Sie sagte: »Denken Sie nicht, ich wüßte nicht, wie gut Sie zu mir sind. Wie gut und wie geduldig. Ich muß Ihnen schon ganz abscheulich vorkommen, Ludwig.«
Er nickte: »Vollkommen abscheulich. Abscheulich wie die Sonne und wie die Luft, von der ich lebe. So. Damit Sie es einmal wissen. Und nun gehen Sie und springen auf Ihren Autobus mit der mystischen Nummer!«
Und dann erfuhr er, langsam und bruchstückweise, doch etwas über ihre Schicksale in London.
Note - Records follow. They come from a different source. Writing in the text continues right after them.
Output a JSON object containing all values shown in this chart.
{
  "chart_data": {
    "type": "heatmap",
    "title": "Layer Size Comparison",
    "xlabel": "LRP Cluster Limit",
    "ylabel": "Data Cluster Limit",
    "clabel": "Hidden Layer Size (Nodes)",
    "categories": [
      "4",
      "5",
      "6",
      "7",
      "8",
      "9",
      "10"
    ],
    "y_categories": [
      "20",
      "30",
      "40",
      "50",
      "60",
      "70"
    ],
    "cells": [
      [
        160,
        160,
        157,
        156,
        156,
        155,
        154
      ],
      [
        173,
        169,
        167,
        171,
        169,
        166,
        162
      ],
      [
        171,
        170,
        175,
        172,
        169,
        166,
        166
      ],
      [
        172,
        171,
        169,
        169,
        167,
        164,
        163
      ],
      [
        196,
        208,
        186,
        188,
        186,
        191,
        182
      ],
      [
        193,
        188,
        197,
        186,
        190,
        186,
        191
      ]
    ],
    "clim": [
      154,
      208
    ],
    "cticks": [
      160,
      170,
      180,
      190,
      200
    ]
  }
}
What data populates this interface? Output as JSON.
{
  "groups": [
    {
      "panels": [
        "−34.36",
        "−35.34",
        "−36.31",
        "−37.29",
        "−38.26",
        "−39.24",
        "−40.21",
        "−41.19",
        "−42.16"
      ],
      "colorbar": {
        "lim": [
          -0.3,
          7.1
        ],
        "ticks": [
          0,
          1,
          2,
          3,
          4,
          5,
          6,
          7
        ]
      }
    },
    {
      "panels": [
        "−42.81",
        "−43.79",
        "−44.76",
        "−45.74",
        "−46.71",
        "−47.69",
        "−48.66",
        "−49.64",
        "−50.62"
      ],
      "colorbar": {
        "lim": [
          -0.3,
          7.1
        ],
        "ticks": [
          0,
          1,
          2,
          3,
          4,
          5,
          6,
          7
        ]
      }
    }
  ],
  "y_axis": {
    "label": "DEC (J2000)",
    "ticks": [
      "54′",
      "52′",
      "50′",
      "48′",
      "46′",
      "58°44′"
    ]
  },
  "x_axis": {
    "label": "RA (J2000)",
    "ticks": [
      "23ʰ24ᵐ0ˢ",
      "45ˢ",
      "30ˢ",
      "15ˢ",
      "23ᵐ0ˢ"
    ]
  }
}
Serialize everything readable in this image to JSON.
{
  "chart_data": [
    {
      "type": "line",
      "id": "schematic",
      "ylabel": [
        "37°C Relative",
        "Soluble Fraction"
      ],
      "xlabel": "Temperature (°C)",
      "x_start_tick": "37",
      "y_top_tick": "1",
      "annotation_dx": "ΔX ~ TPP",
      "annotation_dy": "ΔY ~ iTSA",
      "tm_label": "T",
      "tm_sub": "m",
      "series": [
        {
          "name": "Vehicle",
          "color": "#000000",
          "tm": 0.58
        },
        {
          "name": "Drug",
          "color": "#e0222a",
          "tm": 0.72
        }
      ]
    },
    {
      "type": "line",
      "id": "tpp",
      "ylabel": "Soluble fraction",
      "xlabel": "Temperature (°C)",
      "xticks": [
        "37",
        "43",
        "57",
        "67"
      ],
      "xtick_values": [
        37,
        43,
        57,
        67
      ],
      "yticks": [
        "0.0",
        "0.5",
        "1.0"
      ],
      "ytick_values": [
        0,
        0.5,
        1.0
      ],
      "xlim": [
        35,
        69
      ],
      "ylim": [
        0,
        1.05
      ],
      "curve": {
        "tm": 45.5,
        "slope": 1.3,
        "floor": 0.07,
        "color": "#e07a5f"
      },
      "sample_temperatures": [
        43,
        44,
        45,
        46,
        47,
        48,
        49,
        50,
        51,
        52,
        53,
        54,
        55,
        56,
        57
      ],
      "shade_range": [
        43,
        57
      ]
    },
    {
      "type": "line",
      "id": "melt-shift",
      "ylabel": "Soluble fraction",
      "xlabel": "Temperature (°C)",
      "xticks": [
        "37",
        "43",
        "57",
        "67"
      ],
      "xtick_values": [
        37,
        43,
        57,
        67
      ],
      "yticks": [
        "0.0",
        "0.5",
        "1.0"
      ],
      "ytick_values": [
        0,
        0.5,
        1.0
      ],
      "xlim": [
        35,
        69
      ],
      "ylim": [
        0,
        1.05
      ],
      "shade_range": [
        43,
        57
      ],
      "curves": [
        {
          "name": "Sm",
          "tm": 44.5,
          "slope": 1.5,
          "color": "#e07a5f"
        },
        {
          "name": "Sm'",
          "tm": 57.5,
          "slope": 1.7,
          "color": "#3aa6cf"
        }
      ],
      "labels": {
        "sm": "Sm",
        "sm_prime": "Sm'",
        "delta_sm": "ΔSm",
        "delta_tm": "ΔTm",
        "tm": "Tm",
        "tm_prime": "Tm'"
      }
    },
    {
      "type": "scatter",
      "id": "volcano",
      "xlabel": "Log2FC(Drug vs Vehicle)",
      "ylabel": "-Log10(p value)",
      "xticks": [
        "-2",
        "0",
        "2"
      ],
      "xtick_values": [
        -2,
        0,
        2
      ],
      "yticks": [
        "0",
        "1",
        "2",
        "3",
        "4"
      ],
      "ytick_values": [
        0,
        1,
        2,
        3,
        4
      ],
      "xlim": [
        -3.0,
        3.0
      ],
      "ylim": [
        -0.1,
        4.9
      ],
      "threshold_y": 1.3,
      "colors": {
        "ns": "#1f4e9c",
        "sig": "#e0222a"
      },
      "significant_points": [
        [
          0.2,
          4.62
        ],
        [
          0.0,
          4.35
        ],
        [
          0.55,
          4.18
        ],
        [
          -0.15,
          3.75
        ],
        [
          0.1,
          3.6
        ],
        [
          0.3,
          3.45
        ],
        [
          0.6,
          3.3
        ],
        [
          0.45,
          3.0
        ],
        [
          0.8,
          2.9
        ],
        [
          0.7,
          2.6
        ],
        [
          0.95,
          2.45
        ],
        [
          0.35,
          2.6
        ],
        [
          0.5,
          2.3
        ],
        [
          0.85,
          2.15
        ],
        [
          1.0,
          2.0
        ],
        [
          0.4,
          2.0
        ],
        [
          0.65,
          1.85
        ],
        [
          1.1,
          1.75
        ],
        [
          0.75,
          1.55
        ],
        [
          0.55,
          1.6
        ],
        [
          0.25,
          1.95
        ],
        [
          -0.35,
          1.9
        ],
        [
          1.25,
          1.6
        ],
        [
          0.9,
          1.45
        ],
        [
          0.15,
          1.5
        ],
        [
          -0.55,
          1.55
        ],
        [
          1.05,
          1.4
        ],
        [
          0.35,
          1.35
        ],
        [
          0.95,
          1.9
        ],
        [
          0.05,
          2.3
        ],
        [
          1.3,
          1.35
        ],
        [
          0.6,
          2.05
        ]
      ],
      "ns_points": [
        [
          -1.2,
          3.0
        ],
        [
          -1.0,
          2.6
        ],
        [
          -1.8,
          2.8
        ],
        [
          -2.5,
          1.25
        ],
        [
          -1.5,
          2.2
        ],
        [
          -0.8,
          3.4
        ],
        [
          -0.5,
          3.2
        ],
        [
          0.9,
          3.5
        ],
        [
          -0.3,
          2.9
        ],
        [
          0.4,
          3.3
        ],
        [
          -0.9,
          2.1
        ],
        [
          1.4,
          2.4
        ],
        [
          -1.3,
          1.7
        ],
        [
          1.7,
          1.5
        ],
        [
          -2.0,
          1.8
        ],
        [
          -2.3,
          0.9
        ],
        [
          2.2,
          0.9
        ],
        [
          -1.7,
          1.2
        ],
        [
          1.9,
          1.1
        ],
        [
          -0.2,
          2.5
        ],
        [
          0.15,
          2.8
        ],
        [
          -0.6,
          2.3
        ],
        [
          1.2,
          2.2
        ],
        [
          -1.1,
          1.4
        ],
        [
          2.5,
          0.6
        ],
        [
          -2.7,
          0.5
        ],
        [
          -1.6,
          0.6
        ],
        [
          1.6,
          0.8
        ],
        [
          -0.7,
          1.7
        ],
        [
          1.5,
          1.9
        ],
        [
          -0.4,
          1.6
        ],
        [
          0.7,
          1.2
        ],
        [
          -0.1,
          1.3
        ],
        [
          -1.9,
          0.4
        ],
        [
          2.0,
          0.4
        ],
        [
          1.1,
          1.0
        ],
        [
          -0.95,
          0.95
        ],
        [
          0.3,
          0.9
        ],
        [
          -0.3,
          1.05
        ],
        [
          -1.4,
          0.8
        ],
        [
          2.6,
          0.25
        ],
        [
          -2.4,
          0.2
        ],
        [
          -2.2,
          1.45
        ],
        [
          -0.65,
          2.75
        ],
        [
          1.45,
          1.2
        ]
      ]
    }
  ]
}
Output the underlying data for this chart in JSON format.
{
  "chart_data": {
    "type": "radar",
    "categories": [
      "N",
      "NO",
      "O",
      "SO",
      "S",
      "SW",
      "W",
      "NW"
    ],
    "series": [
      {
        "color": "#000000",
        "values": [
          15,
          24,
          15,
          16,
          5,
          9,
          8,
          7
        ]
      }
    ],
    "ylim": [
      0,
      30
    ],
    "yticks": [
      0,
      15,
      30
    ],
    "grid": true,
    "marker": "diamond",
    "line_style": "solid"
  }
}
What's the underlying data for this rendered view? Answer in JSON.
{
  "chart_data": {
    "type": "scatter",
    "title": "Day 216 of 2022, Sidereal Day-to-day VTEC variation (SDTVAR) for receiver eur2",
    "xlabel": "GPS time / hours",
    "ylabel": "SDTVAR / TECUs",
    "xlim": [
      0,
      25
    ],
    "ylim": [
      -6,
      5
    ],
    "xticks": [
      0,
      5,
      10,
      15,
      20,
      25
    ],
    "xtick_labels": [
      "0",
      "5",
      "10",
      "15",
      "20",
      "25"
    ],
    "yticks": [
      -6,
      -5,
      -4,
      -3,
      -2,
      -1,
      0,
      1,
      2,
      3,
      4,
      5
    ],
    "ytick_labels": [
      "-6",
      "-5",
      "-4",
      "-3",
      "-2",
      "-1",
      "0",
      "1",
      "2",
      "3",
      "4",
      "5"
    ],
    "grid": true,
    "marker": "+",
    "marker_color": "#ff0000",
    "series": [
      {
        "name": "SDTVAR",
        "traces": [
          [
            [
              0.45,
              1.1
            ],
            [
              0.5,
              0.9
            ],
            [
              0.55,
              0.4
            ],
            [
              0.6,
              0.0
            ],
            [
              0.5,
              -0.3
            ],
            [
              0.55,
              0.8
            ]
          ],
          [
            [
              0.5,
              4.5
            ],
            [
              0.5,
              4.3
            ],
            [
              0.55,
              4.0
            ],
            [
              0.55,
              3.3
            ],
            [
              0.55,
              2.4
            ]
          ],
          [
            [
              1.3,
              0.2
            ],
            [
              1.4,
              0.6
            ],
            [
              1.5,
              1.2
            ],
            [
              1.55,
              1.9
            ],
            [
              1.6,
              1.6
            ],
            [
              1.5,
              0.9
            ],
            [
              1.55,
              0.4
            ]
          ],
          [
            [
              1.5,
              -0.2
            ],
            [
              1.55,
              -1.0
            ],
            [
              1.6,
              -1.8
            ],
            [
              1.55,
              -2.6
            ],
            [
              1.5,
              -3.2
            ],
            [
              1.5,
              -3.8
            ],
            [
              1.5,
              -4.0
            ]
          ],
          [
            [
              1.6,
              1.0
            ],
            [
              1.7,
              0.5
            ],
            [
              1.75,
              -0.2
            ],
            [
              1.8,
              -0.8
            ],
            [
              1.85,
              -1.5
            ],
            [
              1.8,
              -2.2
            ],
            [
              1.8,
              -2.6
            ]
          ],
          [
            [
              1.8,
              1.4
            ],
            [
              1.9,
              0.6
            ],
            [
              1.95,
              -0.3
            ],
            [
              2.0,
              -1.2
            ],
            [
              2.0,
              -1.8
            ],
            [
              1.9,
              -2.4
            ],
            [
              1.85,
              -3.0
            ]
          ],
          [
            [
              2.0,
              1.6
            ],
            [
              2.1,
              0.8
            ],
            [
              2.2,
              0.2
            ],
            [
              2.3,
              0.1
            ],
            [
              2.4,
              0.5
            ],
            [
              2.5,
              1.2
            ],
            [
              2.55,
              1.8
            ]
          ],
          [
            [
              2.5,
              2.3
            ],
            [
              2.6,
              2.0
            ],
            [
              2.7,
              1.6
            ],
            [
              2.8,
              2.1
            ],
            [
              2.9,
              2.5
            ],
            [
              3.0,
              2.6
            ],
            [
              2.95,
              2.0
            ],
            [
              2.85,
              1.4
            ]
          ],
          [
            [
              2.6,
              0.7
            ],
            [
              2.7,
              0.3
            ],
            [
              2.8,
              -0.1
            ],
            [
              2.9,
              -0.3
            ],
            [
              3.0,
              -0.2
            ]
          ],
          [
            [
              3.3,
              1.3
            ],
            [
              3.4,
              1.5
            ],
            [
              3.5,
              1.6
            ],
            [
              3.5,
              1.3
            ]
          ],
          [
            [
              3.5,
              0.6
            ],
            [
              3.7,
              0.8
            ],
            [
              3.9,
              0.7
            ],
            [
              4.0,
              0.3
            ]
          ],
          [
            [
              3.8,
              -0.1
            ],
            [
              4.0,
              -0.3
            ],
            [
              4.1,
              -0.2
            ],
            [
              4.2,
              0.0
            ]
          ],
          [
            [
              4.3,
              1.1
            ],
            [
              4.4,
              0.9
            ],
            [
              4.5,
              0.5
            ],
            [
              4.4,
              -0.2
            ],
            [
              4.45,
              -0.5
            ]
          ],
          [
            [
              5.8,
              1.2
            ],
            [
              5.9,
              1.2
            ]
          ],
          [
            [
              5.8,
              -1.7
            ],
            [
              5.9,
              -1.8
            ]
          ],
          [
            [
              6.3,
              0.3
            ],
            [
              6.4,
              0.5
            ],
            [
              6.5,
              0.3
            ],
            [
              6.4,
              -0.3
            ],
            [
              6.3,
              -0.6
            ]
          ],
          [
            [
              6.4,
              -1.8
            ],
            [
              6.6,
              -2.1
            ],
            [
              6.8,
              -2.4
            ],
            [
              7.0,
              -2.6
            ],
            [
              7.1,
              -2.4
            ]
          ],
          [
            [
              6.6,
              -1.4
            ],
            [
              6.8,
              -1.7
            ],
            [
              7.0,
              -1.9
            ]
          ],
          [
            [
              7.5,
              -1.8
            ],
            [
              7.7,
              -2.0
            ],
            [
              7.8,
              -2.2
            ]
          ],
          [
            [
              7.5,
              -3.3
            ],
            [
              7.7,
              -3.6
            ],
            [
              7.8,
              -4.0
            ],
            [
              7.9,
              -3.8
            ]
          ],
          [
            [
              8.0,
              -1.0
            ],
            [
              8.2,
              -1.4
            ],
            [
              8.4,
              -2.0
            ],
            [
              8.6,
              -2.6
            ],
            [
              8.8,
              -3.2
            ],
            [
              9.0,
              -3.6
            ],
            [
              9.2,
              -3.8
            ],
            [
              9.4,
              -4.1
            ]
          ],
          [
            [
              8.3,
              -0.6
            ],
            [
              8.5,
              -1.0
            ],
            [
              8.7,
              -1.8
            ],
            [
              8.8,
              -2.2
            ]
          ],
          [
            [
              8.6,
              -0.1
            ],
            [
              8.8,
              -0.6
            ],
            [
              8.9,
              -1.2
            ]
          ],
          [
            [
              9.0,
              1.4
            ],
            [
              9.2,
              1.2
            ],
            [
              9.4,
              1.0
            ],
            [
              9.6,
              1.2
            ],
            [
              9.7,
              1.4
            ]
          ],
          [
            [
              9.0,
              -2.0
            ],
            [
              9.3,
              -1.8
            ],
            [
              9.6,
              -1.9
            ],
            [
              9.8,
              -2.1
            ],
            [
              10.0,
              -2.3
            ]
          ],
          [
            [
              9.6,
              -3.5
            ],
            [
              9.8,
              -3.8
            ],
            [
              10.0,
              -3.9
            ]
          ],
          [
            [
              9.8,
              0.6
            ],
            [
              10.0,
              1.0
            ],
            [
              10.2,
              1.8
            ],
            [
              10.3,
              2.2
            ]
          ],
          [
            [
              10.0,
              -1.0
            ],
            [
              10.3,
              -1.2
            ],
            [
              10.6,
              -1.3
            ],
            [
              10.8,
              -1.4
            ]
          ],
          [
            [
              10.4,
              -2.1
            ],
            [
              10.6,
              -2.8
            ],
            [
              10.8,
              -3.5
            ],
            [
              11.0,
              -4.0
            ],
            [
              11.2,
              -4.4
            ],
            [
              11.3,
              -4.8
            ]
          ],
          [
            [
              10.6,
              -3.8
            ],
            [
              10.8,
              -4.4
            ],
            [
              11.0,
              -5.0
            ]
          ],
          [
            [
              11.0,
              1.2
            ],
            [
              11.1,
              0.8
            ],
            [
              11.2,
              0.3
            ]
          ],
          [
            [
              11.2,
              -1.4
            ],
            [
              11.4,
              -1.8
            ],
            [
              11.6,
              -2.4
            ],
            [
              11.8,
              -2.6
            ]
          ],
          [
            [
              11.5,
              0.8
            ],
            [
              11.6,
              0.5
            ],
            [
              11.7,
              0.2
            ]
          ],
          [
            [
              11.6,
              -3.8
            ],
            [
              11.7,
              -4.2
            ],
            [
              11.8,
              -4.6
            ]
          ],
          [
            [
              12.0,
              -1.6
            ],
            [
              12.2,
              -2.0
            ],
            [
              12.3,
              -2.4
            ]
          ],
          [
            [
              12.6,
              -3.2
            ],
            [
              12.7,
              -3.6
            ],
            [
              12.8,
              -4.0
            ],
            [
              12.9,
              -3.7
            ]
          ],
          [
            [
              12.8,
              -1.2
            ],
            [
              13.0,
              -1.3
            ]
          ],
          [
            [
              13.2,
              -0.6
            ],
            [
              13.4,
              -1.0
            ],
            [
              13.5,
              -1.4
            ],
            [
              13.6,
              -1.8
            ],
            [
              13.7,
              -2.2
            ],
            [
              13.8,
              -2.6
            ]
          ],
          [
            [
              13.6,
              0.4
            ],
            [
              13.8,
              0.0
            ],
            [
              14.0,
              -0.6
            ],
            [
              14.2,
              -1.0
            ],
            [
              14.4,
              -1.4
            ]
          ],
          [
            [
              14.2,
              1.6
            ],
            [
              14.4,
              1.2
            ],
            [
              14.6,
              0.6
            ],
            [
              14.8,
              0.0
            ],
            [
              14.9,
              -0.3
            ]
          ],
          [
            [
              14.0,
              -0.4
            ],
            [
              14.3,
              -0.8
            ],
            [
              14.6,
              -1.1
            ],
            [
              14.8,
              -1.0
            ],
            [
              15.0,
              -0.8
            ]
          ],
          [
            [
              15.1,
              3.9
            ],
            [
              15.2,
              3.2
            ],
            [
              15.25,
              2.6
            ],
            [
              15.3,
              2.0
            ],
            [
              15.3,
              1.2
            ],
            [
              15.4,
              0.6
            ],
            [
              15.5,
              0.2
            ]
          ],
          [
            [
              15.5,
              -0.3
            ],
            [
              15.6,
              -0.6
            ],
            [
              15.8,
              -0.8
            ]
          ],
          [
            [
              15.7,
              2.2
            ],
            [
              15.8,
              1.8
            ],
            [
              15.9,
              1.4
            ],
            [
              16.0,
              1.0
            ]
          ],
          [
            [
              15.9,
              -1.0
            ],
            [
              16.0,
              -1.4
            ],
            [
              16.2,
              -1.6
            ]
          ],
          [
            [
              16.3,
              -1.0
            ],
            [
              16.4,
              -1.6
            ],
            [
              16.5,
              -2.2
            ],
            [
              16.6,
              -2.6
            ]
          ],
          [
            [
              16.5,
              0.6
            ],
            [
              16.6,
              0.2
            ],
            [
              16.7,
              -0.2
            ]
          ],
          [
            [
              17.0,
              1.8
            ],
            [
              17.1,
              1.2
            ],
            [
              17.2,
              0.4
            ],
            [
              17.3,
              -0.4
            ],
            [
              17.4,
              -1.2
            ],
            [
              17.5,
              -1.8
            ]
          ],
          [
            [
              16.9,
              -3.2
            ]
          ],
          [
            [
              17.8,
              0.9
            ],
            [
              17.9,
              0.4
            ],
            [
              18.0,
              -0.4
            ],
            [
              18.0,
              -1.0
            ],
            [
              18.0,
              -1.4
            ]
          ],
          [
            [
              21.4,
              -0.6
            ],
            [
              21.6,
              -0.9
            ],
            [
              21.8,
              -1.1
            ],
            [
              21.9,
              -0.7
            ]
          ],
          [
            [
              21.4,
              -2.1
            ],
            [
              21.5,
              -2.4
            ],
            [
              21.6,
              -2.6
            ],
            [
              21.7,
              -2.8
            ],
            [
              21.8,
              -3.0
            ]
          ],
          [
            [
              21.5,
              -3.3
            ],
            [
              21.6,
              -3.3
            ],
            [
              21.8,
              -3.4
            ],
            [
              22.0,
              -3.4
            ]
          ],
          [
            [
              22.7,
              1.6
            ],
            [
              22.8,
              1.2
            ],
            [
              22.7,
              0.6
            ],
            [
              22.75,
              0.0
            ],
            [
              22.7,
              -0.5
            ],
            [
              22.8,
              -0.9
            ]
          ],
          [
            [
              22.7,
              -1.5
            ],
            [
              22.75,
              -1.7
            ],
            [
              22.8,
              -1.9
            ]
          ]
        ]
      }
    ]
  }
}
Sie war, nachdem das Unglück geschehen war, nicht nach Deutschland zurückgekehrt. Dort hatte sie nichts zu suchen – nichts als eine Urne in einer Mauernische des Frankfurter Friedhofs. Die Genfer Freunde, mit denen sie auf jene Südfahrt gegangen war, boten ihr ein Asyl. Aber sie spürte plötzlich, in ihrem wilden Schmerz, daß diese gutartigen Leute sie nichts angingen. Sie besaß gerade noch Geld genug, um nach England zu gelangen. Vielleicht dachte sie damals noch, daß doch irgendein Teil ihres Erbes an sie ausbezahlt werden müsse. Aber es kam nichts als, Monate später, der Brief eines unbekannten Anwalts und ein Päckchen mit persönlichen Andenken an den Vater. Die Dekadrachme von Syrakus war dabei.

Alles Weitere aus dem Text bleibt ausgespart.